Fed looks to avoid repeating the mistake of the last few years

Investors expect the Federal Reserve to avoid repeating a frequent error of the past few years when officials meet in Washington this week to set monetary policy.

Unlike at past meetings, Chairwoman Janet Yellen and other members of the central bank are not expected to hint at a new round of interest rate increases that they later will have to back away from when economic growth disappoints.

Rather than another false start, private-sector economists believe, the Fed is not going to say much at all this week, instead reassuring markets that it will keep low rates in place to ensure that the economy doesn’t disappoint and that inflation will rise definitively toward its 2 percent target, after running low for four years.

Part of the reason for caution is the perception that merely suggesting that the Fed might accelerate rate hikes could itself change the investing and spending plans of businesses and consumers, slowing spending and economic growth and frustrating the Fed’s ambitions for returning to a more normal monetary policy. A special concern is that slow growth in China and other foreign countries, itself influenced by Fed policy, could harm the U.S. recovery.

The Fed is “in a much more opportunistic wait-and-see mode,” said Julien Scholnick, a portfolio manager at Western Asset Management Co.

Waiting would not be an easy call. There are plenty of reasons for the Fed to raise rates from the current target of between 0.25 percent and 0.5 percent.

One is the prospect of swiftly rising inflation. Using some traditional rules of thumb for the workings of the economy, inflation would be expected to soar soon: The Fed is holding rates near zero even as the economy long ago left the crisis status that originally justified cutting rates to zero.

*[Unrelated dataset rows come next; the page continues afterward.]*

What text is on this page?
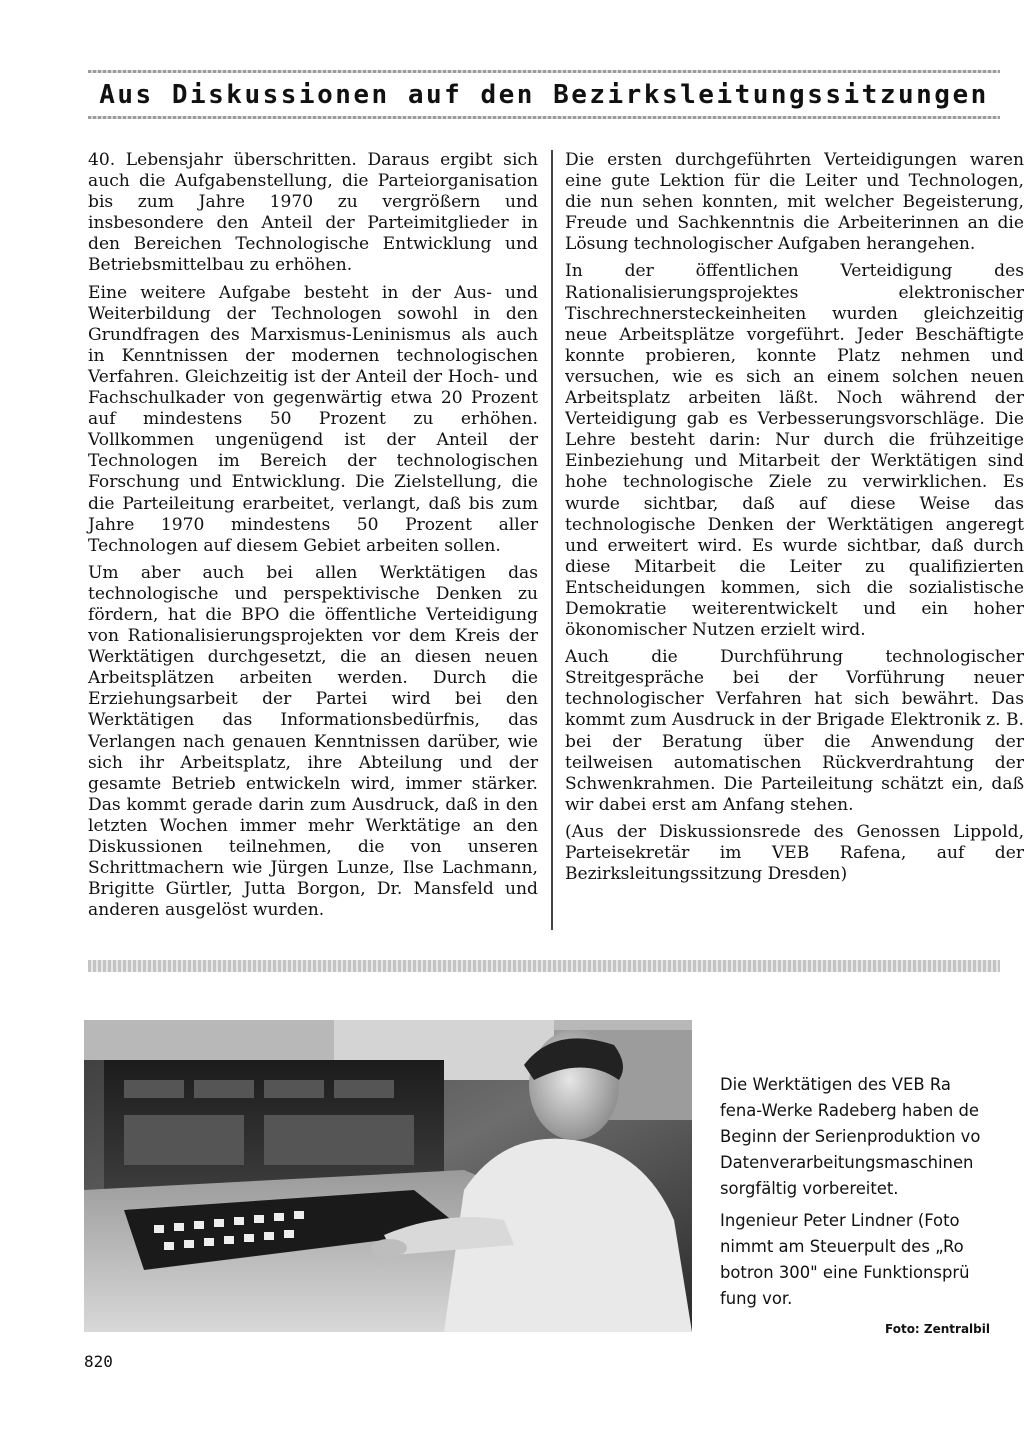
Aus Diskussionen auf den Bezirksleitungssitzungen

40. Lebensjahr überschritten. Daraus ergibt sich auch die Aufgabenstellung, die Parteiorganisation bis zum Jahre 1970 zu vergrößern und insbesondere den Anteil der Parteimitglieder in den Bereichen Technologische Entwicklung und Betriebsmittelbau zu erhöhen.

Eine weitere Aufgabe besteht in der Aus- und Weiterbildung der Technologen sowohl in den Grundfragen des Marxismus-Leninismus als auch in Kenntnissen der modernen technologischen Verfahren. Gleichzeitig ist der Anteil der Hoch- und Fachschulkader von gegenwärtig etwa 20 Prozent auf mindestens 50 Prozent zu erhöhen. Vollkommen ungenügend ist der Anteil der Technologen im Bereich der technologischen Forschung und Entwicklung. Die Zielstellung, die die Parteileitung erarbeitet, verlangt, daß bis zum Jahre 1970 mindestens 50 Prozent aller Technologen auf diesem Gebiet arbeiten sollen.

Um aber auch bei allen Werktätigen das technologische und perspektivische Denken zu fördern, hat die BPO die öffentliche Verteidigung von Rationalisierungsprojekten vor dem Kreis der Werktätigen durchgesetzt, die an diesen neuen Arbeitsplätzen arbeiten werden. Durch die Erziehungsarbeit der Partei wird bei den Werktätigen das Informationsbedürfnis, das Verlangen nach genauen Kenntnissen darüber, wie sich ihr Arbeitsplatz, ihre Abteilung und der gesamte Betrieb entwickeln wird, immer stärker. Das kommt gerade darin zum Ausdruck, daß in den letzten Wochen immer mehr Werktätige an den Diskussionen teilnehmen, die von unseren Schrittmachern wie Jürgen Lunze, Ilse Lachmann, Brigitte Gürtler, Jutta Borgon, Dr. Mansfeld und anderen ausgelöst wurden.

Die ersten durchgeführten Verteidigungen waren eine gute Lektion für die Leiter und Technologen, die nun sehen konnten, mit welcher Begeisterung, Freude und Sachkenntnis die Arbeiterinnen an die Lösung technologischer Aufgaben herangehen.

In der öffentlichen Verteidigung des Rationalisierungsprojektes elektronischer Tischrechnersteckeinheiten wurden gleichzeitig neue Arbeitsplätze vorgeführt. Jeder Beschäftigte konnte probieren, konnte Platz nehmen und versuchen, wie es sich an einem solchen neuen Arbeitsplatz arbeiten läßt. Noch während der Verteidigung gab es Verbesserungsvorschläge. Die Lehre besteht darin: Nur durch die frühzeitige Einbeziehung und Mitarbeit der Werktätigen sind hohe technologische Ziele zu verwirklichen. Es wurde sichtbar, daß auf diese Weise das technologische Denken der Werktätigen angeregt und erweitert wird. Es wurde sichtbar, daß durch diese Mitarbeit die Leiter zu qualifizierten Entscheidungen kommen, sich die sozialistische Demokratie weiterentwickelt und ein hoher ökonomischer Nutzen erzielt wird.

Auch die Durchführung technologischer Streitgespräche bei der Vorführung neuer technologischer Verfahren hat sich bewährt. Das kommt zum Ausdruck in der Brigade Elektronik z. B. bei der Beratung über die Anwendung der teilweisen automatischen Rückverdrahtung der Schwenkrahmen. Die Parteileitung schätzt ein, daß wir dabei erst am Anfang stehen.

(Aus der Diskussionsrede des Genossen Lippold, Parteisekretär im VEB Rafena, auf der Bezirksleitungssitzung Dresden)

Die Werktätigen des VEB Ra
fena-Werke Radeberg haben de
Beginn der Serienproduktion vo
Datenverarbeitungsmaschinen
sorgfältig vorbereitet.

Ingenieur Peter Lindner (Foto
nimmt am Steuerpult des „Ro
botron 300" eine Funktionsprü
fung vor.

Foto: Zentralbil
820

Most notably, the unemployment rate is now below 5 percent. “The economy is basically at maximum employment,” Federal Reserve Bank of Cleveland President Loretta Mester said in a speech earlier this month.

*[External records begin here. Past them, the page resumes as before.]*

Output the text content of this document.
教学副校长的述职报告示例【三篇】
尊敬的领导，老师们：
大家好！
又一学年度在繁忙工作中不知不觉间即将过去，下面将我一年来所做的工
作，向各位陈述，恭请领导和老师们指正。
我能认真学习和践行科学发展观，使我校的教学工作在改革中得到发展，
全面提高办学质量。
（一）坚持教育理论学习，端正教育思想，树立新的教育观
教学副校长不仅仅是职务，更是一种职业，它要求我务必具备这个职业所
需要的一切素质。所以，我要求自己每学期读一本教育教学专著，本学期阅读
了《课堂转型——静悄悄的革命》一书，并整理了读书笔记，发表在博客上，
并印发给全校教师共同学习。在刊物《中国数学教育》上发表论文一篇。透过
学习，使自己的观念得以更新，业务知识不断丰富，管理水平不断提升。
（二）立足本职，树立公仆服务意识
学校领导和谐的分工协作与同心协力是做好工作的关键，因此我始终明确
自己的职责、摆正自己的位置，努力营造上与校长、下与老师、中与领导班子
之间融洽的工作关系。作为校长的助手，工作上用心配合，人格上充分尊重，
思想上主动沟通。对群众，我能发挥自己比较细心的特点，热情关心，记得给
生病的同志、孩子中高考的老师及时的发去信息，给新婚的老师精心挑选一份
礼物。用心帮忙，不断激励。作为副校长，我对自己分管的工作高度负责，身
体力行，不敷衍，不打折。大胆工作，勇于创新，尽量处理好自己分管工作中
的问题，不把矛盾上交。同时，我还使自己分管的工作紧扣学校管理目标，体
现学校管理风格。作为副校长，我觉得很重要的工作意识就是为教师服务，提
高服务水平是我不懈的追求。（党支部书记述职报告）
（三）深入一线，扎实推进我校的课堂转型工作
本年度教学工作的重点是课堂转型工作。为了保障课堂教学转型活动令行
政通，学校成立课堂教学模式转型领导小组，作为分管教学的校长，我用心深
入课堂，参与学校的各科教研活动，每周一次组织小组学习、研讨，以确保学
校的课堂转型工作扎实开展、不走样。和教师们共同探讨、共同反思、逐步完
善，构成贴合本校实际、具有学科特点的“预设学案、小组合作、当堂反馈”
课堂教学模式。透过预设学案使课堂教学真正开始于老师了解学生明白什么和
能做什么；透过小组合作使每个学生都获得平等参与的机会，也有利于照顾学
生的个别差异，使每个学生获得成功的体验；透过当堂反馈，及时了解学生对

But other Fed officials have learned that such signals, which may have been useful in the past, are not reliable guideposts to the current situation.

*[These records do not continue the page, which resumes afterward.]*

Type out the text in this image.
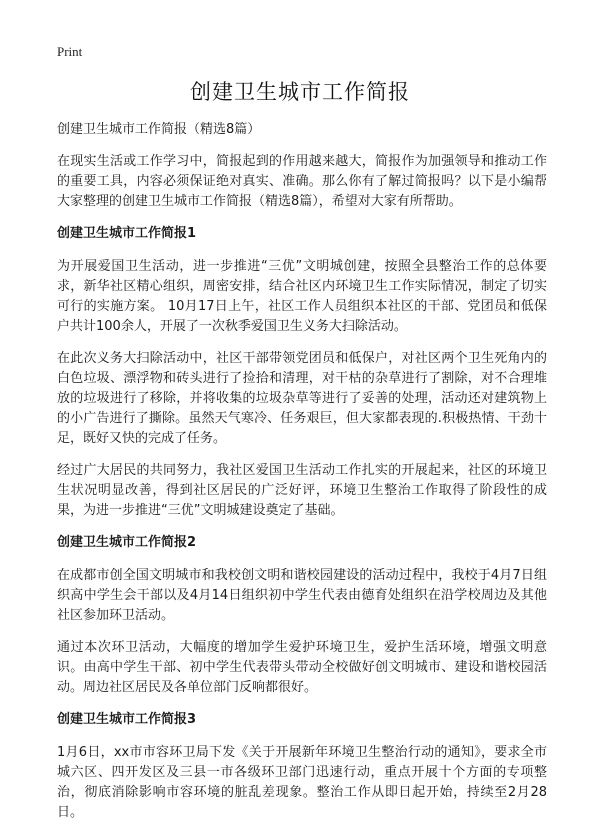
Print
创建卫生城市工作简报

创建卫生城市工作简报（精选8篇）

在现实生活或工作学习中，简报起到的作用越来越大，简报作为加强领导和推动工作的重要工具，内容必须保证绝对真实、准确。那么你有了解过简报吗？以下是小编帮大家整理的创建卫生城市工作简报（精选8篇），希望对大家有所帮助。

创建卫生城市工作简报1

为开展爱国卫生活动，进一步推进“三优”文明城创建，按照全县整治工作的总体要求，新华社区精心组织，周密安排，结合社区内环境卫生工作实际情况，制定了切实可行的实施方案。 10月17日上午，社区工作人员组织本社区的干部、党团员和低保户共计100余人，开展了一次秋季爱国卫生义务大扫除活动。

在此次义务大扫除活动中，社区干部带领党团员和低保户，对社区两个卫生死角内的白色垃圾、漂浮物和砖头进行了捡拾和清理，对干枯的杂草进行了割除，对不合理堆放的垃圾进行了移除，并将收集的垃圾杂草等进行了妥善的处理，活动还对建筑物上的小广告进行了撕除。虽然天气寒冷、任务艰巨，但大家都表现的.积极热情、干劲十足，既好又快的完成了任务。

经过广大居民的共同努力，我社区爱国卫生活动工作扎实的开展起来，社区的环境卫生状况明显改善，得到社区居民的广泛好评，环境卫生整治工作取得了阶段性的成果，为进一步推进“三优”文明城建设奠定了基础。

创建卫生城市工作简报2

在成都市创全国文明城市和我校创文明和谐校园建设的活动过程中，我校于4月7日组织高中学生会干部以及4月14日组织初中学生代表由德育处组织在沿学校周边及其他社区参加环卫活动。

通过本次环卫活动，大幅度的增加学生爱护环境卫生，爱护生活环境，增强文明意识。由高中学生干部、初中学生代表带头带动全校做好创文明城市、建设和谐校园活动。周边社区居民及各单位部门反响都很好。

创建卫生城市工作简报3

1月6日，xx市市容环卫局下发《关于开展新年环境卫生整治行动的通知》，要求全市城六区、四开发区及三县一市各级环卫部门迅速行动，重点开展十个方面的专项整治，彻底消除影响市容环境的脏乱差现象。整治工作从即日起开始，持续至2月28日。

“There’s something very fundamental happening in how they think about the structure of the economy,” said Steven Friedman, a senior investment strategist for BNP Paribas Investment Partners.

The biggest change is that Fed officials have dramatically changed their view of what “normal” interest rates may be. Whereas, historically, a U.S. economy at near full health might necessitate short-term rates rising to above 5 percent to prevent inflation, Fed officials now don’t see that as a benchmark. Thanks largely to demand for money from nervous investors overseas, interest rates may not rise any higher than 1 percent or 2 percent as the U.S. economy reaches a full recovery.

Yellen and company did not arrive at that conclusion easily.

When the Fed ended its large-scale bond purchase program, known as quantitative easing, in fall 2014, it signaled that it would raise rates by a quarter-percentage point nine times in the next two years.

But economic growth disappointed, which the Fed largely blamed on slowing growth in the rest of the world, especially in China. Slowing growth overseas depressed U.S. growth through a few different channels: Falling demand for commodities crushed U.S. oil production and jobs, while the dollar strengthened, hurting U.S. exporters.

During 2015, the dollar strengthened by 20 percent, against a basket of currencies.

Eventually, the effects of the collapsing price of oil and the strengthening dollar wore off and the outlook improved enough for the Fed to go through with a rate hike, in December. Then, it suggested at another eight rate hikes over the next two years.

The suggestion that the Fed would tighten monetary policy again preceded a strengthening dollar and signs of growth slowing abroad. The Fed was forced to hold off on rate hikes throughout the spring because of fears that a global slowdown or financial turmoil could hurt the U.S. recovery, with Yellen saying that the Fed was offsetting overseas headwinds.

Those headwinds may have been partially generated by the suggestion that the Fed would tighten money, given the dominant role the dollar plays in the world economy. “They’ve realized that their communications contributed to that,” Friedman said.

This time is different, however. In the Fed’s latest projects, officials suggested that they saw only eight rate hikes through 2018 and only 10 total.

Some within the central bank have said that they won’t believe that it’s time to raise rates until there is “convincing” evidence that inflation is going to hit the 2 percent target, in the words of Fed governor Daniel Tarullo. Tarullo explained this month that the economy is not like the economy of the 1970s, when inflation rose out of control.

Taking note, investors don’t expect the Fed to raise rates or hint at raising rates this week. Future prices suggest that the earliest markets might expect the Fed to move is in March.

“The Fed has really gone to a much more dovish framework,” Scholnick said.